Riegle was right. Parham’s money was well spent. That filly turned out to be Odds On Charmaine. She won 18 races and $341,245 USD.

Parham said these days, his head is in the breeding end of the game.

“I have 84 broodmares, most of them in Kentucky at two farms around Lexington. It’s a big spaghetti, moving them around from state to state depending on where the sire stakes eligibility is best. I have four main trainers [down from more than a dozen]. Virgil has more of my horses than any other trainer. The others are Scott DiDomenico, Peter Wrenn and Travis Alexander.”

Parham is a realist, who has repeatedly lived the ups and downs of racing.

“I say that every horse will break your heart at some point,” he said. “There are just things about the sport that happen. I admire Ron Burke; I have all the respect in the world for what he’s been able to put together [as North America’s runaway champion trainer]. I can’t beat him. He is playing chess and all the other trainers, those with pacers, are playing checkers.”

At least Parham and Morgan earned a draw with Burke at Scioto Downs this past season. Morgan’s run of 30 consecutive years as the Columbus oval’s top trainer was in jeopardy until closing night. He trailed Burke by a single winner but won a race while Burke was blanked. They each sent out 107 winners.

Parham is bullish on racing, yet Father Time has somewhat lowered the temperature of his ambition.
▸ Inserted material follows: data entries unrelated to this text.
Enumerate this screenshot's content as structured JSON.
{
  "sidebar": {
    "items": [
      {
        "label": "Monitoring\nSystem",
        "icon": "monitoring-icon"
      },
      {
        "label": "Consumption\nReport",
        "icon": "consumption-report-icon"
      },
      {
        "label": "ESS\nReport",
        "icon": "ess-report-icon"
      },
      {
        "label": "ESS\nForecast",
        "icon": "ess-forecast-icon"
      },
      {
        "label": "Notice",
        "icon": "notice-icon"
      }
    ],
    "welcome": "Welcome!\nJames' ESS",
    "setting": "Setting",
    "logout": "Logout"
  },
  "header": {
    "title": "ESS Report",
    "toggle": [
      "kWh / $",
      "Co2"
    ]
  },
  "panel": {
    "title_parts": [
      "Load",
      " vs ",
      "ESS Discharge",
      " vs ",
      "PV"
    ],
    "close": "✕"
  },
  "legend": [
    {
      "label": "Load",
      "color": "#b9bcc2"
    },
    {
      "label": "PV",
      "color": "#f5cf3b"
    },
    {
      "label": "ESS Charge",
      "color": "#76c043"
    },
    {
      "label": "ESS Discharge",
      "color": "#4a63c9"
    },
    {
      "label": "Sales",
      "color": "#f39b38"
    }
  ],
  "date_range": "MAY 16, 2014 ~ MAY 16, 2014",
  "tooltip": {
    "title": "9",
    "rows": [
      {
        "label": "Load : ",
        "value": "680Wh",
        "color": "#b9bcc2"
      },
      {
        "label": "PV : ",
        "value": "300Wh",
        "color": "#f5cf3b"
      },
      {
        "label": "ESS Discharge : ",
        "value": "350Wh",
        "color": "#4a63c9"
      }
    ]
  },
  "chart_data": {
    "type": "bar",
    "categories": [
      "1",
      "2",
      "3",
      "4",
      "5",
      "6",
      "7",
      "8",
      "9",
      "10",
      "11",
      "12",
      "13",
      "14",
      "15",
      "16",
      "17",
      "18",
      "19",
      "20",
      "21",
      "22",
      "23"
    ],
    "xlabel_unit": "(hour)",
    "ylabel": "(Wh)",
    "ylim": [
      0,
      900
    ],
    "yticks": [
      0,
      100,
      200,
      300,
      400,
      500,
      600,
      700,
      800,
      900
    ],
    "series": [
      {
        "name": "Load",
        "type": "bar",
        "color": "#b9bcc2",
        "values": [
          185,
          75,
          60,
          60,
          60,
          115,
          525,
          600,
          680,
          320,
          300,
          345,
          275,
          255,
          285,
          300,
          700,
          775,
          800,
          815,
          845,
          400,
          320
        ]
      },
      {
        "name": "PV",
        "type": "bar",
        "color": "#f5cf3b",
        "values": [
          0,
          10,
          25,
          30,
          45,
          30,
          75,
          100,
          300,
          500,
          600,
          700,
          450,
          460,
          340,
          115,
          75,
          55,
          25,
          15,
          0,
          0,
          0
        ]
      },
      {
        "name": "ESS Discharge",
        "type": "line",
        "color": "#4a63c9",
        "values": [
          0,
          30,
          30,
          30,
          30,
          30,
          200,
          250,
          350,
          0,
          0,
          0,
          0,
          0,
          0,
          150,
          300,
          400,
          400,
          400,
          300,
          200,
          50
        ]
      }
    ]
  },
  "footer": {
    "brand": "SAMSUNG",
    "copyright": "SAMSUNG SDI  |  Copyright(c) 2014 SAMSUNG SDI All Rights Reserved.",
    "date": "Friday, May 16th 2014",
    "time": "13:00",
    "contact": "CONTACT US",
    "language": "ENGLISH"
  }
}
“One of racing’s problems is that there is no good way to funnel ideas. Who do you funnel them to? They say the powers to be, but we have no powers to be,” he said. “So, if I have the greatest idea, who do I give it to to get it implemented? Who implements ideas for harness racing?”

But if given the opportunity to become harness racing’s czar, Parham has a quick answer.

“The first thing I would do is find somebody 40 years younger to be the real czar.”

Older and wiser is the man who knows the odds.